対策:設計部門のコンピュータから製造部門の基幹コンピュータに新3Dデータを転送すればそこからIoT経由で生産ラインシミュレータ、MES、作業ナビゲーション等生産部門の全装置、システムに漏れなく反映されるシステムにする。

予想問題 Ⅲ-6 簡易答案

今日製品開発に当たっては、要求仕様の満足度をCAEによって見積もることが設計業務の効率化、ひいてはコストダウンや労働者不足の観点から重要視される。しかし、CAEで見積もった値は製品性能の一面に過ぎないため、これを鵜呑みにし試作による確認を怠ると通常の使用状態や多面的な評価では高性能とは言えない製品を製造・販売してしまうことになる。このような製品は消費者や社会の期待を裏切るものである。これを踏まえて、以下の問いに答えよ。

 

(1)機械製品のものづくりにCAEを活用した設計部門の設計に対して、機械製品統括技術者の立場で多面的な観点から複数の課題を抽出し分析せよ。

(2)抽出した課題のうち最も重要と考える課題を1つ挙げ、その課題に対する解決策を具体的に3つ示せ。

(3)解決策に共通して新たに生じるリスクとそれへの対策について述べよ。

1.課題の抽出と分析

 

(1)パラメータの妥当性向上:適切なパラメータをシミュレーションに用いる。パラメータをそのまま使わずに実製品の構造や使われ方に則して補正し、又世の中にデータがなければ自社で測定する。

(2)バーチャルモデルによる確認:CAEで求めた解をバーチャルモデルで表現する事で、容易に製品に起こる現象を理解できる様にしてレビューしながら設計を進める。

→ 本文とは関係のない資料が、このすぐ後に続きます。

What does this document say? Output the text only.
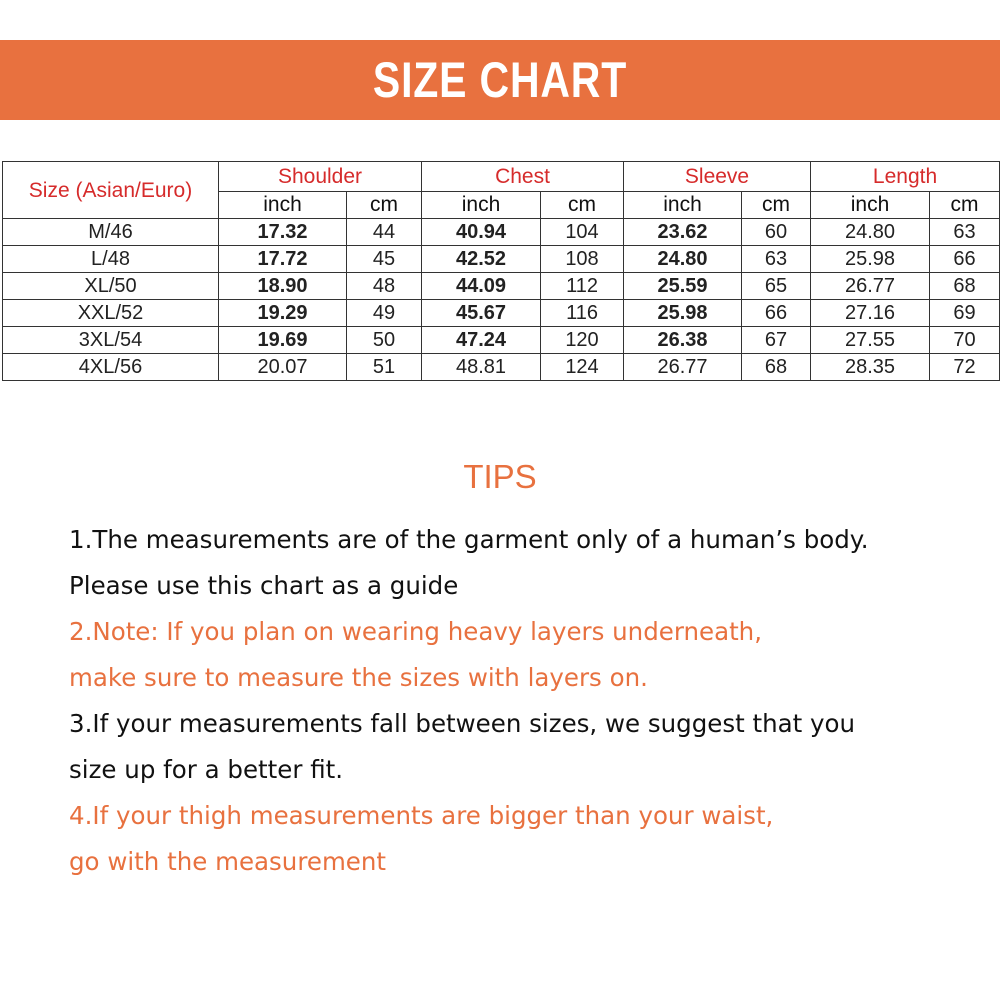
SIZE CHART
Size (Asian/Euro)	Shoulder		Chest		Sleeve		Length	
	inch	cm	inch	cm	inch	cm	inch	cm
M/46	17.32	44	40.94	104	23.62	60	24.80	63
L/48	17.72	45	42.52	108	24.80	63	25.98	66
XL/50	18.90	48	44.09	112	25.59	65	26.77	68
XXL/52	19.29	49	45.67	116	25.98	66	27.16	69
3XL/54	19.69	50	47.24	120	26.38	67	27.55	70
4XL/56	20.07	51	48.81	124	26.77	68	28.35	72
TIPS
1.The measurements are of the garment only of a human’s body.
Please use this chart as a guide
2.Note: If you plan on wearing heavy layers underneath,
make sure to measure the sizes with layers on.
3.If your measurements fall between sizes, we suggest that you
size up for a better fit.
4.If your thigh measurements are bigger than your waist,
go with the measurement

(3)CAEリソースの有効活用:複雑な機構もなるべく短時間で経済的に精度の高いシミュレーションをする。メッシュ分割やモデルの簡略化を適切にする。

2.最も重要と考える課題「1.(1)」の解決策

(1)S-N曲線データと応力計算値Sから耐久寿命(Nの回数)を算出する。S-N曲線測定時の様に引張応力と圧縮応力が同じ大きさで繰り返す事は実際希なので、S-N曲線を平均応力修正理論で補正して計算する。

(2)同じ材質でも、処理条件や、バルクと薄膜の違い等で物性値が変化するので、実際使われる部品に則した態様の材質の物性値で計算する。

(3)複数のパラメータの誤差がシミュレーション結果へ影響する大きさを見積もる。誤差ばらつきが正規分布する場合は平方和、しない場合は公差を単純和して見積もるシミュレータのアルゴリズムにする。

3.リスクと対策

リスク1:製品の挙動や機能を示すモデルや解析データがリアル環境を再現できず、実製品で想定外の力学挙動や応力発生により事故が生じる恐れがある。

対策1:最終検証はバーチャルと実物試作を併用する。

リスク2:リアル製品の出来具合やリアル環境のばらつきによって事故の起こるリスクがある。

対策2:リアル環境を想定した多種多量のデータにシックスシグマの原則を適用することで品質上の問題となりうる潜在的なリスクを解消する。